Senate OKs Post Office Overhaul

Measure aims to save organization from default; Postal Service estimates it would save $19 bln a year.

The Senate passed a Postal Service overhaul bill intended to save the cash-strapped organization from default.

The measure was passed 62-37. The bill would make it harder for the Postal Service to close facilities, authorize it to provide non-postal products and services, revise payments to two federal funds that provide worker retirement benefits, and install an innovation officer to create new business practices.

Enactment would show that “we can face a tough problem that exists in a public service,” said Connecticut independent Joe Lieberman, the bill’s sponsor. He said the proposal will “ask people to sacrifice but keep a venerable and critically important American institution alive and well.”

The vote on the bill, S. 1789, followed more than five months of negotiations among senators, led by Vermont independent Bernie Sanders, who were concerned about how post-office closings would affect their constituents.

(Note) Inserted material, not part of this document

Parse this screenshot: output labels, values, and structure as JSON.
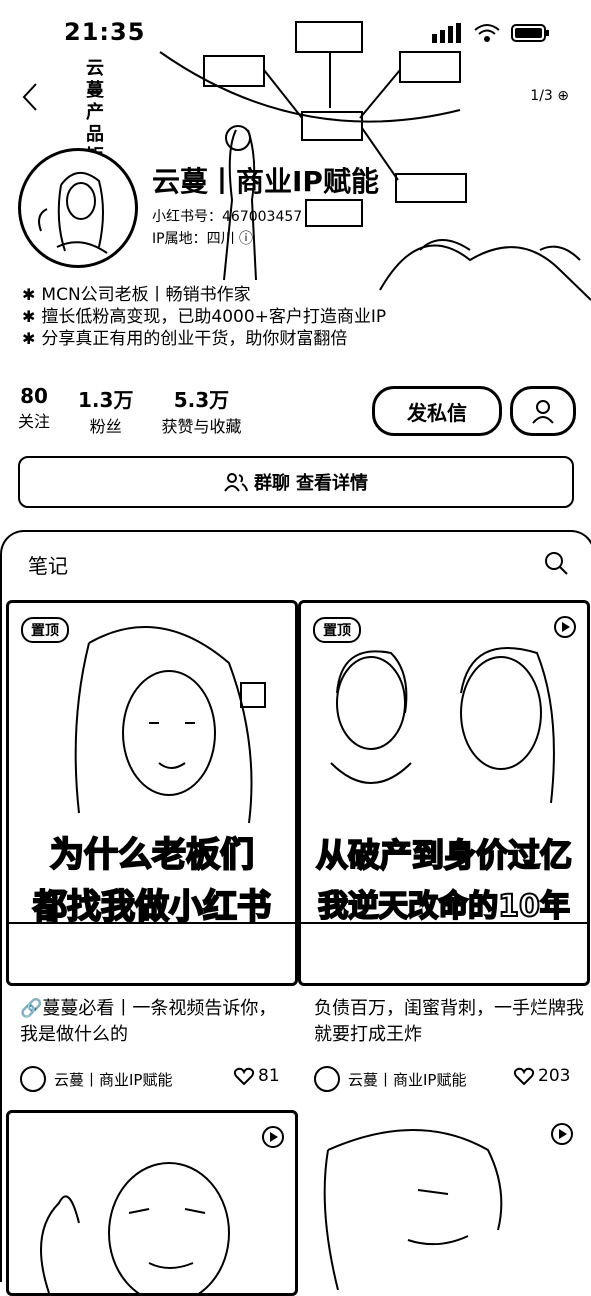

The Postal Service has marked about 3,700 post offices and more than 220 mail processing facilities for potential shutdown. Those numbers are already being reduced in Postal Service estimates to comply with revised minimum-service standards in the Senate bill.

The House hasn’t considered its main Postal Service overhaul bill, H.R. 2309, which would create a commission modeled on the Defense Department’s base-closing commissions to oversee closing postal facilities.

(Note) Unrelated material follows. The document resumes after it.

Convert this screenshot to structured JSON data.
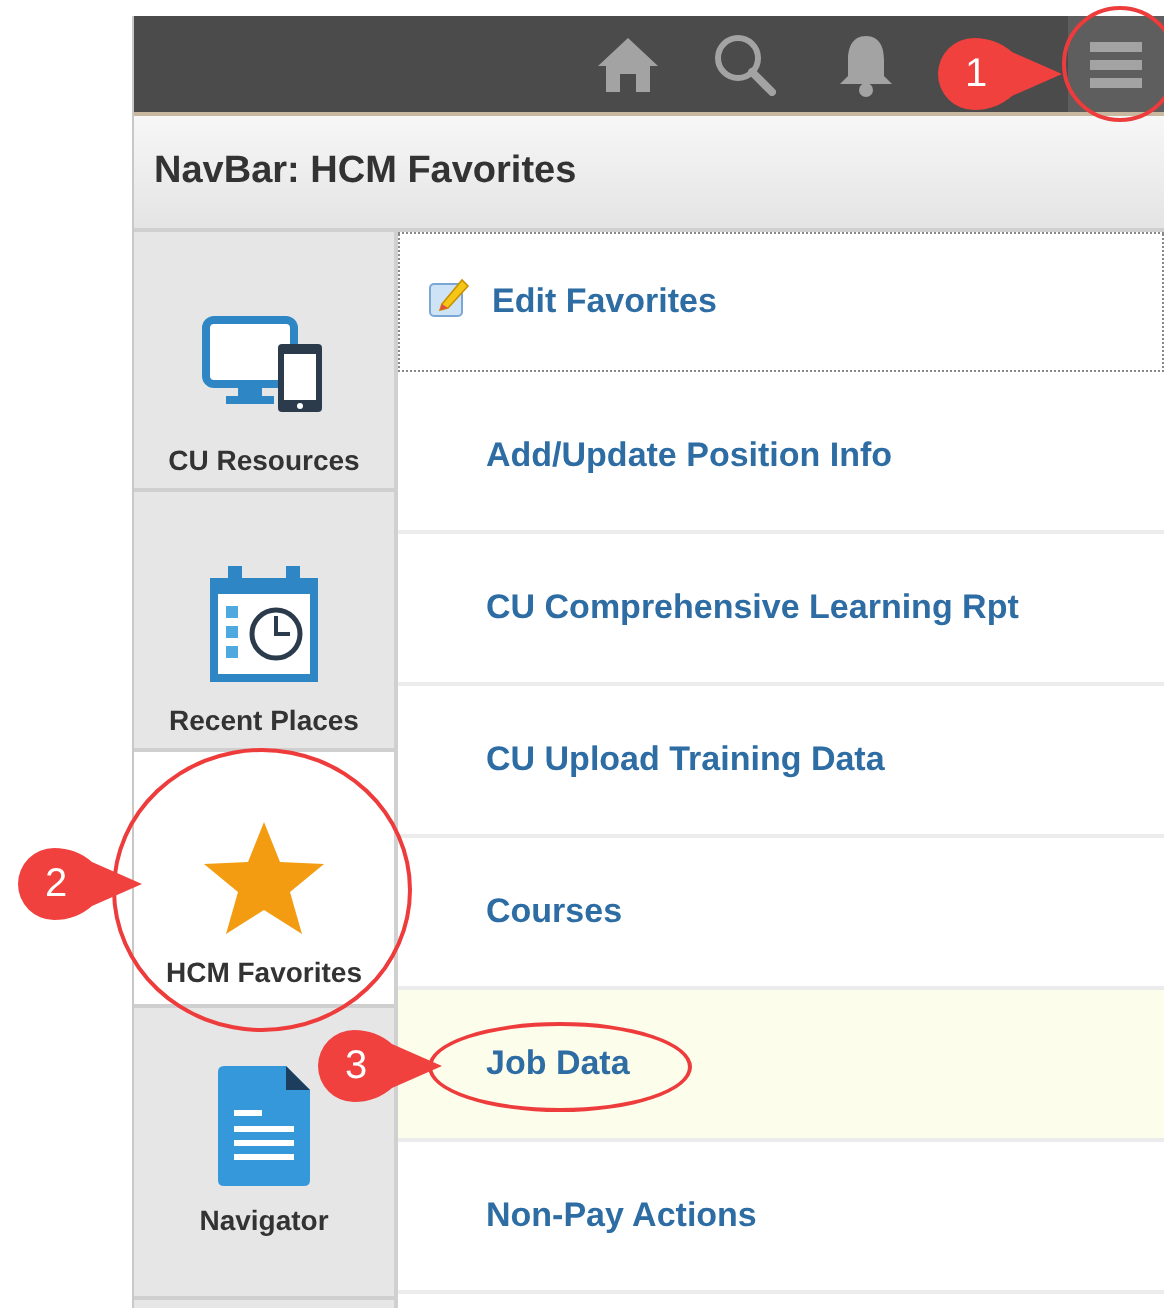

The Senate legislation includes a new version of an appeal process allowing customers to protest planned closures of individual offices. The Postal Service would conduct surveys on alternatives to offering retail services.

Maryland Democrat Barbara Mikulski, who had placed a hold on the Senate bill to protest the planned closing of a mail processing facility in Easton, Maryland, withdrew an amendment that would have placed new restrictions on the closing process. She cited assurances from the Postal Service that the facility would remain open under standards set by the bill.

“We need postal reform, but we need to be smart about how we do it so that we preserve important mail delivery services in our communities,” Mikulski said in a press release.

Before passing the bill the Senate adopted several amendments, including one restricting agency spending on travel and conferences.

 

Vote By Mail

Other adopted amendments would prohibit, through the November election, closings of postal facilities in states that use vote-by-mail procedures, and set a one-year moratorium on rural post office closures, with some exceptions.

The Postal Service has estimated it may reach its $15 billion debt ceiling as soon as this year if scheduled payments to its retiree health benefits fund aren’t deferred or if there were a major interruption in service, such as an anthrax scare.

The Senate bill would adjust the health benefits costs, canceling a 10-year payment schedule enacted in 2006 that required the Postal Service to set aside about $5.5 billion a year for future retirees. Instead, the bill would create a 40-year payment schedule with reduced pre-funding levels for the projected liabilities.

The Postal Service, which reported losses of $3.3 billion in the quarter that ended Dec. 31, attributed $3.1 billion of that to required payments into the retiree health-care fund.

The Postal Service has estimated the measure could save it $19 billion a year starting in 2016, Lieberman said.